Semerbak wangi dupa tercium begitu menjejakkan kaki di sebuah rumah yang
berfungsi pula sebagai tempat makan. Raminten, nama ini mungkin sangat
populer di Yogyakarta. Bahkan, ada yang bilang, belum ke Yogyakarta
kalau belum sempat mampir ke Raminten.
House Of Raminten, sesuai dengan arti namanya, ini adalah rumah. Ya,
memang di sini adalah tempat tinggal Raminten. Pemiliknya bernama
Hamzah. Raminten adalah nama tokoh yang diperankan oleh sang pemilik
pada sebuah sitkom di saluran televisi lokal.
Begitu masuk pun tak berbeda dengan rumah pada umumnya. Di tengah
halaman yang cukup mungil, ada pendopo yang dijadikan tempat lesehan. Di
pendopo lainnya disediakan kursi berbentuk melingkar.
Menurut Bayu Wijayanto dari House Of Raminten, konsep awalnya adalah
warung jamu. Mulanya, sang pemilik ingin membudidayakan jamu di kalangan
anak muda.
"Jadi jamu dikemas dalam bentuk kafe, biar meminumnya menyenangkan," ujarnya.

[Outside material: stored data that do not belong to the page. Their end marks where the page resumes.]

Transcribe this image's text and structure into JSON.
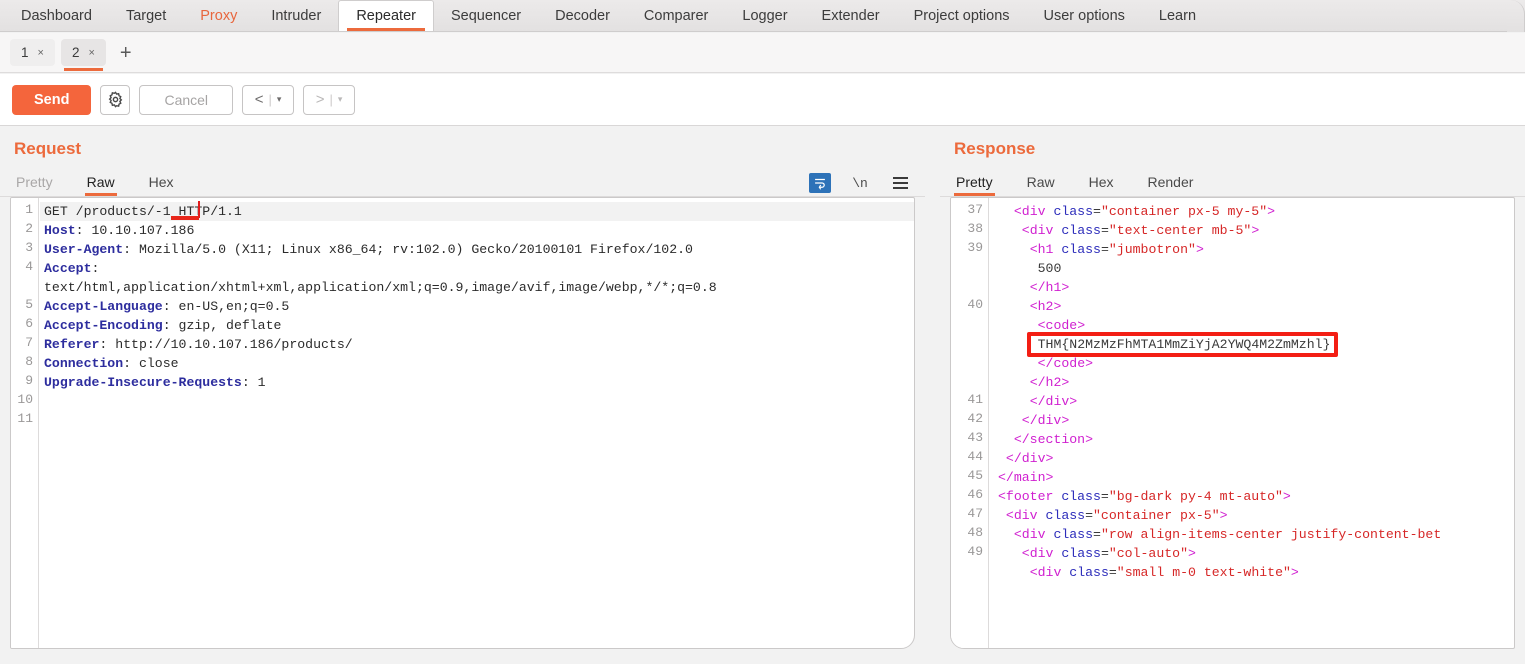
{
  "app": {
    "main_tabs": [
      {
        "label": "Dashboard",
        "state": "normal"
      },
      {
        "label": "Target",
        "state": "normal"
      },
      {
        "label": "Proxy",
        "state": "highlight"
      },
      {
        "label": "Intruder",
        "state": "normal"
      },
      {
        "label": "Repeater",
        "state": "active"
      },
      {
        "label": "Sequencer",
        "state": "normal"
      },
      {
        "label": "Decoder",
        "state": "normal"
      },
      {
        "label": "Comparer",
        "state": "normal"
      },
      {
        "label": "Logger",
        "state": "normal"
      },
      {
        "label": "Extender",
        "state": "normal"
      },
      {
        "label": "Project options",
        "state": "normal"
      },
      {
        "label": "User options",
        "state": "normal"
      },
      {
        "label": "Learn",
        "state": "normal"
      }
    ],
    "accent_color": "#ec6a3c",
    "highlight_color": "#e8663d"
  },
  "repeater_tabs": {
    "tabs": [
      {
        "number": "1",
        "close": "×",
        "active": false
      },
      {
        "number": "2",
        "close": "×",
        "active": true
      }
    ],
    "add_label": "+"
  },
  "toolbar": {
    "send_label": "Send",
    "gear_icon": "gear-icon",
    "cancel_label": "Cancel",
    "back_arrow": "<",
    "forward_arrow": ">",
    "separator": "|",
    "caret": "▾"
  },
  "request": {
    "title": "Request",
    "subtabs": [
      {
        "label": "Pretty",
        "active": false,
        "dim": true
      },
      {
        "label": "Raw",
        "active": true,
        "dim": false
      },
      {
        "label": "Hex",
        "active": false,
        "dim": false
      }
    ],
    "icons": [
      {
        "name": "word-wrap-icon",
        "selected": true
      },
      {
        "name": "newline-icon",
        "label": "\\n",
        "selected": false
      },
      {
        "name": "menu-icon",
        "selected": false
      }
    ],
    "lines": [
      {
        "n": "1",
        "highlight": true,
        "segments": [
          {
            "t": "GET /products/-1 HTTP/1.1",
            "c": "plain"
          }
        ]
      },
      {
        "n": "2",
        "segments": [
          {
            "t": "Host",
            "c": "hdr"
          },
          {
            "t": ": 10.10.107.186",
            "c": "val"
          }
        ]
      },
      {
        "n": "3",
        "segments": [
          {
            "t": "User-Agent",
            "c": "hdr"
          },
          {
            "t": ": Mozilla/5.0 (X11; Linux x86_64; rv:102.0) Gecko/20100101 Firefox/102.0",
            "c": "val"
          }
        ]
      },
      {
        "n": "4",
        "segments": [
          {
            "t": "Accept",
            "c": "hdr"
          },
          {
            "t": ":",
            "c": "val"
          }
        ]
      },
      {
        "n": "",
        "segments": [
          {
            "t": "text/html,application/xhtml+xml,application/xml;q=0.9,image/avif,image/webp,*/*;q=0.8",
            "c": "val"
          }
        ]
      },
      {
        "n": "5",
        "segments": [
          {
            "t": "Accept-Language",
            "c": "hdr"
          },
          {
            "t": ": en-US,en;q=0.5",
            "c": "val"
          }
        ]
      },
      {
        "n": "6",
        "segments": [
          {
            "t": "Accept-Encoding",
            "c": "hdr"
          },
          {
            "t": ": gzip, deflate",
            "c": "val"
          }
        ]
      },
      {
        "n": "7",
        "segments": [
          {
            "t": "Referer",
            "c": "hdr"
          },
          {
            "t": ": http://10.10.107.186/products/",
            "c": "val"
          }
        ]
      },
      {
        "n": "8",
        "segments": [
          {
            "t": "Connection",
            "c": "hdr"
          },
          {
            "t": ": close",
            "c": "val"
          }
        ]
      },
      {
        "n": "9",
        "segments": [
          {
            "t": "Upgrade-Insecure-Requests",
            "c": "hdr"
          },
          {
            "t": ": 1",
            "c": "val"
          }
        ]
      },
      {
        "n": "10",
        "segments": []
      },
      {
        "n": "11",
        "segments": []
      }
    ],
    "annotation": {
      "underline_text": "-1",
      "caret_visible": true
    }
  },
  "response": {
    "title": "Response",
    "subtabs": [
      {
        "label": "Pretty",
        "active": true,
        "dim": false
      },
      {
        "label": "Raw",
        "active": false,
        "dim": false
      },
      {
        "label": "Hex",
        "active": false,
        "dim": false
      },
      {
        "label": "Render",
        "active": false,
        "dim": false
      }
    ],
    "lines": [
      {
        "n": "37",
        "indent": 2,
        "segments": [
          {
            "t": "<",
            "c": "tag"
          },
          {
            "t": "div",
            "c": "tag"
          },
          {
            "t": " class",
            "c": "attr"
          },
          {
            "t": "=",
            "c": "txt"
          },
          {
            "t": "\"container px-5 my-5\"",
            "c": "str"
          },
          {
            "t": ">",
            "c": "tag"
          }
        ]
      },
      {
        "n": "38",
        "indent": 3,
        "segments": [
          {
            "t": "<",
            "c": "tag"
          },
          {
            "t": "div",
            "c": "tag"
          },
          {
            "t": " class",
            "c": "attr"
          },
          {
            "t": "=",
            "c": "txt"
          },
          {
            "t": "\"text-center mb-5\"",
            "c": "str"
          },
          {
            "t": ">",
            "c": "tag"
          }
        ]
      },
      {
        "n": "39",
        "indent": 4,
        "segments": [
          {
            "t": "<",
            "c": "tag"
          },
          {
            "t": "h1",
            "c": "tag"
          },
          {
            "t": " class",
            "c": "attr"
          },
          {
            "t": "=",
            "c": "txt"
          },
          {
            "t": "\"jumbotron\"",
            "c": "str"
          },
          {
            "t": ">",
            "c": "tag"
          }
        ]
      },
      {
        "n": "",
        "indent": 5,
        "segments": [
          {
            "t": "500",
            "c": "txt"
          }
        ]
      },
      {
        "n": "",
        "indent": 4,
        "segments": [
          {
            "t": "</h1>",
            "c": "tag"
          }
        ]
      },
      {
        "n": "40",
        "indent": 4,
        "segments": [
          {
            "t": "<h2>",
            "c": "tag"
          }
        ]
      },
      {
        "n": "",
        "indent": 5,
        "segments": [
          {
            "t": "<code>",
            "c": "tag"
          }
        ]
      },
      {
        "n": "",
        "indent": 5,
        "flag": true,
        "segments": [
          {
            "t": "THM{N2MzMzFhMTA1MmZiYjA2YWQ4M2ZmMzhl}",
            "c": "txt"
          }
        ]
      },
      {
        "n": "",
        "indent": 5,
        "segments": [
          {
            "t": "</code>",
            "c": "tag"
          }
        ]
      },
      {
        "n": "",
        "indent": 4,
        "segments": [
          {
            "t": "</h2>",
            "c": "tag"
          }
        ]
      },
      {
        "n": "41",
        "indent": 4,
        "segments": [
          {
            "t": "</div>",
            "c": "tag"
          }
        ]
      },
      {
        "n": "42",
        "indent": 3,
        "segments": [
          {
            "t": "</div>",
            "c": "tag"
          }
        ]
      },
      {
        "n": "43",
        "indent": 2,
        "segments": [
          {
            "t": "</section>",
            "c": "tag"
          }
        ]
      },
      {
        "n": "44",
        "indent": 1,
        "segments": [
          {
            "t": "</div>",
            "c": "tag"
          }
        ]
      },
      {
        "n": "45",
        "indent": 0,
        "segments": [
          {
            "t": "</main>",
            "c": "tag"
          }
        ]
      },
      {
        "n": "46",
        "indent": 0,
        "segments": [
          {
            "t": "<",
            "c": "tag"
          },
          {
            "t": "footer",
            "c": "tag"
          },
          {
            "t": " class",
            "c": "attr"
          },
          {
            "t": "=",
            "c": "txt"
          },
          {
            "t": "\"bg-dark py-4 mt-auto\"",
            "c": "str"
          },
          {
            "t": ">",
            "c": "tag"
          }
        ]
      },
      {
        "n": "47",
        "indent": 1,
        "segments": [
          {
            "t": "<",
            "c": "tag"
          },
          {
            "t": "div",
            "c": "tag"
          },
          {
            "t": " class",
            "c": "attr"
          },
          {
            "t": "=",
            "c": "txt"
          },
          {
            "t": "\"container px-5\"",
            "c": "str"
          },
          {
            "t": ">",
            "c": "tag"
          }
        ]
      },
      {
        "n": "48",
        "indent": 2,
        "segments": [
          {
            "t": "<",
            "c": "tag"
          },
          {
            "t": "div",
            "c": "tag"
          },
          {
            "t": " class",
            "c": "attr"
          },
          {
            "t": "=",
            "c": "txt"
          },
          {
            "t": "\"row align-items-center justify-content-bet",
            "c": "str"
          }
        ]
      },
      {
        "n": "49",
        "indent": 3,
        "segments": [
          {
            "t": "<",
            "c": "tag"
          },
          {
            "t": "div",
            "c": "tag"
          },
          {
            "t": " class",
            "c": "attr"
          },
          {
            "t": "=",
            "c": "txt"
          },
          {
            "t": "\"col-auto\"",
            "c": "str"
          },
          {
            "t": ">",
            "c": "tag"
          }
        ]
      },
      {
        "n": "",
        "indent": 4,
        "segments": [
          {
            "t": "<",
            "c": "tag"
          },
          {
            "t": "div",
            "c": "tag"
          },
          {
            "t": " class",
            "c": "attr"
          },
          {
            "t": "=",
            "c": "txt"
          },
          {
            "t": "\"small m-0 text-white\"",
            "c": "str"
          },
          {
            "t": ">",
            "c": "tag"
          }
        ]
      }
    ],
    "annotation": {
      "flag_box_color": "#f31e14",
      "flag_value": "THM{N2MzMzFhMTA1MmZiYjA2YWQ4M2ZmMzhl}"
    }
  }
}
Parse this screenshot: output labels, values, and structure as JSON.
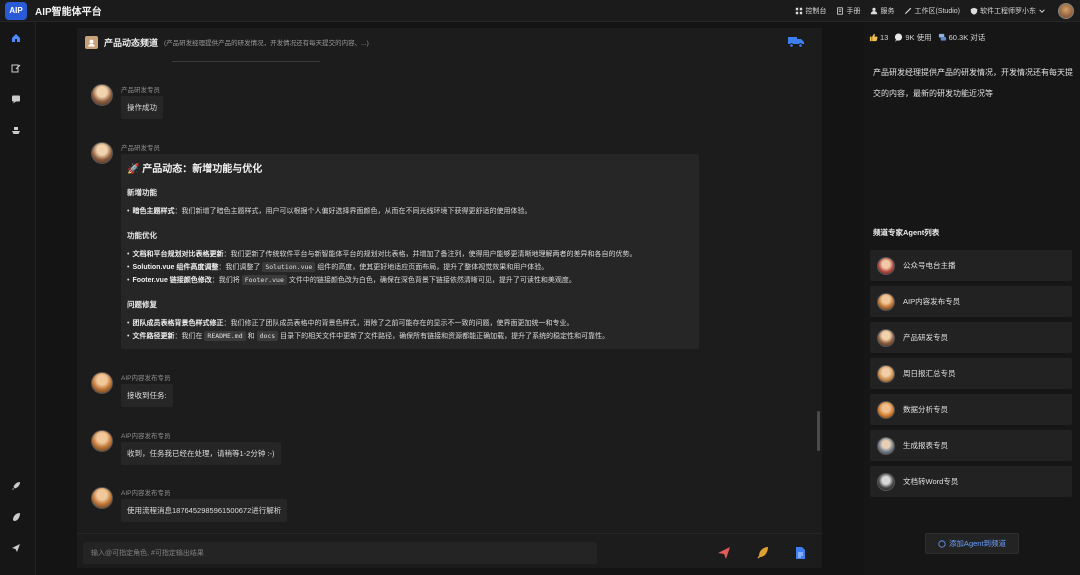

Ternyata, jamu buatan Hamzah memiliki banyak pelanggan. Akhirnya ia pun
membuat kafe bernuansa tradisional yaitu tetap mengangkat konsep
angkringan khas Yogyakarta. Menu utama yang ditawarkan tak berbeda
dengan angkringan di kaki lima, yaitu nasi kucing.
Selain nasi kucing, ada juga nasi liwet dan nasi ijo serta banyak menu
lain dengan nama-nama yang unik dan cenderung nyeleneh. Sebut saja Susu
Suklat Lembut atau yang biasa kita sebut susu cokelat.
Ada pula Perawan Tancep yaitu susu yang dicampur dengan rempah-rempah.
Ada juga minuman khas yang hanya ada di Yogyakarta atau daerah
sekitarnya, seperti Ponconity atau bisa disebut rootbeer-nya Yogyakarta.
Serta Es Carica atau biasa disebut dengan pepaya Dieng.
Begitu pun dengan wadah yang digunakan. Bayu mengakui, wadah untuk
makanan berukuran besar-besar. Tak berbeda dengan barang-barang yang
terpajang di sekeliling rumah. Banyak barang-barang seni nan antik
berasal dari perburuan pemilik ke pasar-pasar tradisional.
Meski telah populer, tetapi Raminten tak mematok harga yang tinggi,
bahkan cenderung sangat murah. Untuk seporsi nasi kucing hanya Rp 1.000
dan makanan yang paling mahal diberi harga hanya Rp 25.000.
Sebagai rumah makan, House of Raminten buka 24 jam. Tetapi jangan sangka
Anda akan dengan mudah bisa mendapatkan lahan untuk makan. Justru
banyak pengunjung yang antre untuk bisa makandi sini, terutama pada malam hari.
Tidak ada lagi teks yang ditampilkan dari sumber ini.